Frankly, it makes me feel that they are thoughtless because it implies that they refuse to do the necessary work seriously in order to create an application that is as secure as possible based on the public cloud service provider. This attitude seems to be all about the security responsibility of the cloud service provider, and the further development is to assume that his company has nothing to do with any security incidents with applications running in the cloud service provider environment. So this is not surprising: The private cloud is strongly supported by the people concerned, claiming that the private cloud has superior security.

The reality is that users are increasingly deploying applications in the public cloud services provider environment. It is important for security organizations to ensure that they take all possible steps to execute applications as securely as possible. This means that users themselves also need to take steps in this regard.

So security is the third track of cloud computing. Security has been said to be the inherent benefits of private cloud and the fundamental flaw in public cloud computing. In fact, the facts are more ambiguous than those implied. It seems irresponsible to assert that the public cloud environment has security flaws and does not seriously consider how to mitigate these unsafe factors.

A private cloud application that is poorly managed and poorly configured is vulnerable to attack. and a properly managed and configured public cloud application can achieve good security. To describe this situation is not black or simple, it will endanger this cloud environment.

A more constructive approach in both environments is to ask what action must be taken to achieve the goal of ensuring application security as much as possible, in terms of time, budget, and risk tolerance.
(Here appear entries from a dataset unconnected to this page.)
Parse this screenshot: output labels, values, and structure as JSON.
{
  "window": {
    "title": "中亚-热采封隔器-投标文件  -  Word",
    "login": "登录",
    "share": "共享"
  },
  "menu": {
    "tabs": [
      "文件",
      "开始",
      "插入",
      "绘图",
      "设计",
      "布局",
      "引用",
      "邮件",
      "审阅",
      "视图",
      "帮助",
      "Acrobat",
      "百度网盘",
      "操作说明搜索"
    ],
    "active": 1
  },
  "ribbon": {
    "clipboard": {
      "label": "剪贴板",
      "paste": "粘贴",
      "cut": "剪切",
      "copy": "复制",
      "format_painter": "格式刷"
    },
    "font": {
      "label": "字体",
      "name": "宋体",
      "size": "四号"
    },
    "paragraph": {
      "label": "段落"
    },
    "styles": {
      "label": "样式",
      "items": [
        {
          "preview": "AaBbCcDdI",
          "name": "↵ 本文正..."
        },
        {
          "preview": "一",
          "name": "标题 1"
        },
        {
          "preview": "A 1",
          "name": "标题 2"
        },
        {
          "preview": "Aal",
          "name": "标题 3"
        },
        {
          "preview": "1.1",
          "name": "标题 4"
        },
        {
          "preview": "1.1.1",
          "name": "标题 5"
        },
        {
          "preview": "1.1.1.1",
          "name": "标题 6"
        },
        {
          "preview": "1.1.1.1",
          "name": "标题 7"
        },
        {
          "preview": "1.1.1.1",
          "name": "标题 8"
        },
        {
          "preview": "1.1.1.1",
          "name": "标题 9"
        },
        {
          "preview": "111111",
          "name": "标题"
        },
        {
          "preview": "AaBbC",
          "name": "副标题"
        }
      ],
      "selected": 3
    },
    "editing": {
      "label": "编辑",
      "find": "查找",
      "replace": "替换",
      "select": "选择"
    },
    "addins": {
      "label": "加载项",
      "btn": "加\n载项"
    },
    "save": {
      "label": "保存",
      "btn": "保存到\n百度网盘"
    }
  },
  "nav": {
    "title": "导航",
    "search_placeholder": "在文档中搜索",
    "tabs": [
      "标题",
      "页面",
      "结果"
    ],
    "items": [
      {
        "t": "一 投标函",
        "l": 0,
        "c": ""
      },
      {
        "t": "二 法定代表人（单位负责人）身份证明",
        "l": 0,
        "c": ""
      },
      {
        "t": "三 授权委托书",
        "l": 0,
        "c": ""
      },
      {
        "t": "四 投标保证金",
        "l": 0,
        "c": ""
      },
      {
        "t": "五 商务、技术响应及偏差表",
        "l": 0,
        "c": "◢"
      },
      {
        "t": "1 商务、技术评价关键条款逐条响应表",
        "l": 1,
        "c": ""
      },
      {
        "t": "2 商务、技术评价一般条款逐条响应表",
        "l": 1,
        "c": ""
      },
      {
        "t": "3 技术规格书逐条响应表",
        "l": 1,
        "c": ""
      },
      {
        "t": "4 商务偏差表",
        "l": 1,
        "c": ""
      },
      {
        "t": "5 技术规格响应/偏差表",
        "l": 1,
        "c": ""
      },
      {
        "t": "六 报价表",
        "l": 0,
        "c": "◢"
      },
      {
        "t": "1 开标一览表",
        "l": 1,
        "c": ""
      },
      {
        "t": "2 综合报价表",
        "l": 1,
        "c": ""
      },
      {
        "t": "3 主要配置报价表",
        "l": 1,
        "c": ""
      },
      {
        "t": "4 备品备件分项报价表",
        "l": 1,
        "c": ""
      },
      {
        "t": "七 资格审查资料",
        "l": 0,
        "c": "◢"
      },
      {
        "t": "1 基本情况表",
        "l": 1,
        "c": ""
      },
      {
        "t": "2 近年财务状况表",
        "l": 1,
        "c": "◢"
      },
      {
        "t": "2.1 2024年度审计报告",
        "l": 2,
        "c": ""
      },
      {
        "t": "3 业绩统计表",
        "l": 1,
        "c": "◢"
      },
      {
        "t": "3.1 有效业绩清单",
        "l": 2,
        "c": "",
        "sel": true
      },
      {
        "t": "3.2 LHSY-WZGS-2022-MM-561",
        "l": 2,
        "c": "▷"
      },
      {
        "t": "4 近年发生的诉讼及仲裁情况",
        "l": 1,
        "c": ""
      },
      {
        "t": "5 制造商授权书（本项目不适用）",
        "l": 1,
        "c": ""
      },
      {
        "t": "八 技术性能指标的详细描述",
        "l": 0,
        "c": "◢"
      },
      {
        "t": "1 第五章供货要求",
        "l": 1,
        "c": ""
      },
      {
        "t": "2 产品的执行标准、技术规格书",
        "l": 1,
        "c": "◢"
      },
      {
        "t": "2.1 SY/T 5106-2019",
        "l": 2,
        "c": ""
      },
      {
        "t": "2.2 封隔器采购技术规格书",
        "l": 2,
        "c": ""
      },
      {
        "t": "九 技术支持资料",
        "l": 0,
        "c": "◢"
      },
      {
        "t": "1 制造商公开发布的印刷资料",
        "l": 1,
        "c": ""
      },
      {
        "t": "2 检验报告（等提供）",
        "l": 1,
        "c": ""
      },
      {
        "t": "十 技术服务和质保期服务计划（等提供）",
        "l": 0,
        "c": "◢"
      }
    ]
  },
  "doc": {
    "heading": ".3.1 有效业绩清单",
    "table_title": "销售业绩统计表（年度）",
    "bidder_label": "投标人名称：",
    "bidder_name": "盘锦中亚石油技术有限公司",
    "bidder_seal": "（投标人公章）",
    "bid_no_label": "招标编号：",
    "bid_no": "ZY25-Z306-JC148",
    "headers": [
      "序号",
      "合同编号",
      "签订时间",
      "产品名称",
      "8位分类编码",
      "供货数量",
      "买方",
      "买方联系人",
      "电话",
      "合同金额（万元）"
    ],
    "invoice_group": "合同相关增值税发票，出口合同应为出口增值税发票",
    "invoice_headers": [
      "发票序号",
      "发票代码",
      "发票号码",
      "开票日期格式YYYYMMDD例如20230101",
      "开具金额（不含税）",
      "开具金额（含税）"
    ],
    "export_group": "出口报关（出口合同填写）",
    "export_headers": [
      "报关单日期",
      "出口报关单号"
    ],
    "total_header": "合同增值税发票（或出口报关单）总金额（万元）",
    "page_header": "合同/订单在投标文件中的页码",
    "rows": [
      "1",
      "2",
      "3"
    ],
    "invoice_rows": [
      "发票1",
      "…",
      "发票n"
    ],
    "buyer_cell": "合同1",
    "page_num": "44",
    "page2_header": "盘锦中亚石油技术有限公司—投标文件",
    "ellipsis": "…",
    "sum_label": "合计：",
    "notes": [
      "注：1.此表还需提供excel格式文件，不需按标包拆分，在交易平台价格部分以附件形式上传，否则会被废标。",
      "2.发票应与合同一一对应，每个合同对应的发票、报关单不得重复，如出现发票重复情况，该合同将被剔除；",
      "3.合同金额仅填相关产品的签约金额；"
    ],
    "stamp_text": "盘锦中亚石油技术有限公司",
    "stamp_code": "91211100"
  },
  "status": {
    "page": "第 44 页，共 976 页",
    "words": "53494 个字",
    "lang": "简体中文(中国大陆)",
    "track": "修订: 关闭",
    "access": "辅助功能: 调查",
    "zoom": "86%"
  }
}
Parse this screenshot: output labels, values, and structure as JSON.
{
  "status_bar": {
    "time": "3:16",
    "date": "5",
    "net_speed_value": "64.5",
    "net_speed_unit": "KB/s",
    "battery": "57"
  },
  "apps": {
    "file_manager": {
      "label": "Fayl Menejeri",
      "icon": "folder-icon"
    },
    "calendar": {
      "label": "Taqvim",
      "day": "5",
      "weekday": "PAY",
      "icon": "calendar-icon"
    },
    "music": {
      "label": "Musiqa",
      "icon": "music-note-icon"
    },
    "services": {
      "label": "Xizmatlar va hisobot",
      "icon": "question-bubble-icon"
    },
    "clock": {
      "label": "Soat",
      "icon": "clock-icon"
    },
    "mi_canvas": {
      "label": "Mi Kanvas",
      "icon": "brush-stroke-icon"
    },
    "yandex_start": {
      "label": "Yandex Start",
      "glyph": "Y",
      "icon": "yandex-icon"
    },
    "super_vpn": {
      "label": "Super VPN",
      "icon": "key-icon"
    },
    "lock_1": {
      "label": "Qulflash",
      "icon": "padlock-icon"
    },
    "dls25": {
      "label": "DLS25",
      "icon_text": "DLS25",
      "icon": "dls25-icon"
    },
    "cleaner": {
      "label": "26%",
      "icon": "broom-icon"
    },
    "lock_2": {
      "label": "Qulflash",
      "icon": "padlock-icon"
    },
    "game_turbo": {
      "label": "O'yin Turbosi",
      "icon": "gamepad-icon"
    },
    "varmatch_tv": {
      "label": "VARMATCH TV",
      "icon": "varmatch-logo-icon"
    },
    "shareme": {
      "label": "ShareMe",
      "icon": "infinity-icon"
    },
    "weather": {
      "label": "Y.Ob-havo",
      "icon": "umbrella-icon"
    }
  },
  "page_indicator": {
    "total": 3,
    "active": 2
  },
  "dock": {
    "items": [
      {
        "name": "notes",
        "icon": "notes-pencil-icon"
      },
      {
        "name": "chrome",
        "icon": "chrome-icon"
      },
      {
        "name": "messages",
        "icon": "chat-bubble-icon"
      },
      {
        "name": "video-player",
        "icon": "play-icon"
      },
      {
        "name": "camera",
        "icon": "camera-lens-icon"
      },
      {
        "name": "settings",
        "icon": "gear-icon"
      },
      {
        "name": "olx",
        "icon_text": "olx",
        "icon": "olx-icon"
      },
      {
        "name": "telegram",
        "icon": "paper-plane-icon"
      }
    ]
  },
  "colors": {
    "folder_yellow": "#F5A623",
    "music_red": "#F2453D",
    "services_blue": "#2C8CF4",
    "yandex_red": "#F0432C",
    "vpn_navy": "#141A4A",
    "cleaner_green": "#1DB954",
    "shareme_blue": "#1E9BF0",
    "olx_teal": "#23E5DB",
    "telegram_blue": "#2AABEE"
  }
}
Considering a specific environment and application, security is never a simple question of black or white, but a matter of how to turn black into white as much as possible.

Contact Us

The content source of this page is from Internet, which doesn't represent Alibaba Cloud's opinion; products and services mentioned on that page don't have any relationship with Alibaba Cloud. If the content of the page makes you feel confusing, please write us an email, we will handle the problem within 5 days after receiving your email.

If you find any instances of plagiarism from the community, please send an email to: info-contact@alibabacloud.com and provide relevant evidence. A staff member will contact you within 5 working days.

A Free Trial That Lets You Build Big!

Start building with 50+ products and up to 12 months usage for Elastic Compute Service

  • Sales Support

    1 on 1 presale consultation

  • After-Sales Support

    24/7 Technical Support 6 Free Tickets per Quarter Faster Response

  • Alibaba Cloud offers highly flexible support services tailored to meet your exact needs.